Sabtu Budaya dilaksanakan dengan suasana yang berbeda dari hari belajar biasanya. Sejak pagi, halaman sekolah tampak lebih semarak. Anak-anak datang ke sekolah mengenakan pakaian adat yang seragam, menciptakan nuansa tradisional yang kental dan membangkitkan rasa bangga terhadap budaya daerah.
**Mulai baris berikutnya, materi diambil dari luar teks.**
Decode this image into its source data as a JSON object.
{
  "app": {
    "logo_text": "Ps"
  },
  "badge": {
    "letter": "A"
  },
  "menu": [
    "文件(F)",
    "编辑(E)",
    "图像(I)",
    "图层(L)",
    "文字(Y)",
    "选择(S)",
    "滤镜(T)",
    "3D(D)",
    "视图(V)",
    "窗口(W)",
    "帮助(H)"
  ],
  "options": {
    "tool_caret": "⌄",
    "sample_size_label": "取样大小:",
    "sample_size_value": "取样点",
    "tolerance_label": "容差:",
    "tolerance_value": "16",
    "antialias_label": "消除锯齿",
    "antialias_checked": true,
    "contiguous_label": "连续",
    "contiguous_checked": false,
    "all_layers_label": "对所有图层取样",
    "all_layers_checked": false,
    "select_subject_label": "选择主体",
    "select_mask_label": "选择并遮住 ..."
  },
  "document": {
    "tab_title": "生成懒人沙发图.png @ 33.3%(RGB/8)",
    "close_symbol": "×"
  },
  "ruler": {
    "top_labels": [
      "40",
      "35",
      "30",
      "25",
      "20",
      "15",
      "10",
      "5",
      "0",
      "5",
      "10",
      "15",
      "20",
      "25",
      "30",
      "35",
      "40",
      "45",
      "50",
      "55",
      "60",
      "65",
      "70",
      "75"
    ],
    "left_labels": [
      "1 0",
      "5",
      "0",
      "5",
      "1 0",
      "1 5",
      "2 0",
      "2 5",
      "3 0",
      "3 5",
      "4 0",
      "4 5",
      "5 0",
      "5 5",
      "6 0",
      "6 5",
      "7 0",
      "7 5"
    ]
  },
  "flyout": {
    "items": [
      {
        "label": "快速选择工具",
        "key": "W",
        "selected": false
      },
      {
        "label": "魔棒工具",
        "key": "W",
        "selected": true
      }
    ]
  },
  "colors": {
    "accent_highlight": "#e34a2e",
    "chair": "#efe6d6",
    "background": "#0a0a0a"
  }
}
Tidak ada pembelajaran di dalam kelas seperti hari-hari biasanya karena seluruh kegiatan dipusatkan di lapangan sekolah, yang disulap menjadi ruang belajar budaya yang menyenangkan.
Kegiatan Sabtu Budaya di SDN 4 Sukowilangun lebih difokuskan pada permainan tradisional dan aktivitas kebersamaan antar pengajar dan siswa. Contohnya, anak-anak diajak bermain berbagai permainan daerah seperti congklak dan engklek, yang kini mulai jarang dijumpai dalam kehidupan sehari-hari. Melalui permainan ini, siswa tidak hanya belajar tentang budaya, tetapi juga melatih konsentrasi, sportivitas, serta kerja sama dengan teman sebaya.
Suasana semakin meriah ketika anak-anak bernyanyi lagu-lagu tradisional bersama guru dan kakak-kakak mahasiswa KKM yang turut mendampingi kegiatan. Lagu-lagu tradisional dinyanyikan sambil bermain, sehingga para siswa dapat menikmati proses belajar tanpa merasa terbebani. Interaksi yang terjalin antara siswa, guru, dan mahasiswa KKM menciptakan suasana akrab dan penuh keceriaan.
Program Sabtu Budaya sendiri merupakan kegiatan kokurikuler yang dirancang untuk mengenalkan, melestarikan, dan menumbuhkan rasa cinta terhadap budaya lokal dan tradisional. Secara umum, kegiatan ini sejalan dengan tujuan pembentukan Profil Pelajar Pancasila, terutama dalam aspek berkebinekaan global, gotong royong, dan kemandirian. Selain itu, aktivitas fisik yang dilakukan selama kegiatan juga membantu meningkatkan kebugaran jasmani siswa.
Harapannya dengan Sabtu Budaya ini akan berdampak positif terhadap siswa. Siswa menjadi lebih mengenal budaya tradisional yang sebelumnya asing bagi mereka. Selain itu, kegiatan ini juga mampu meningkatkan kreativitas, mempererat interaksi sosial yang positif, serta menumbuhkan rasa kebersamaan di lingkungan sekolah. Melalui Sabtu Budaya, SDN 4 Sukowilangun menunjukkan bahwa pendidikan tidak hanya berfokus pada aspek akademik, tetapi juga pada pembentukan karakter dan identitas budaya. Dengan mengenalkan budaya sejak dini melalui cara yang menyenangkan, diharapkan generasi muda mampu tumbuh menjadi pribadi yang berkarakter, berbudaya, dan tetap mencintai warisan leluhur di tengah perkembangan zaman.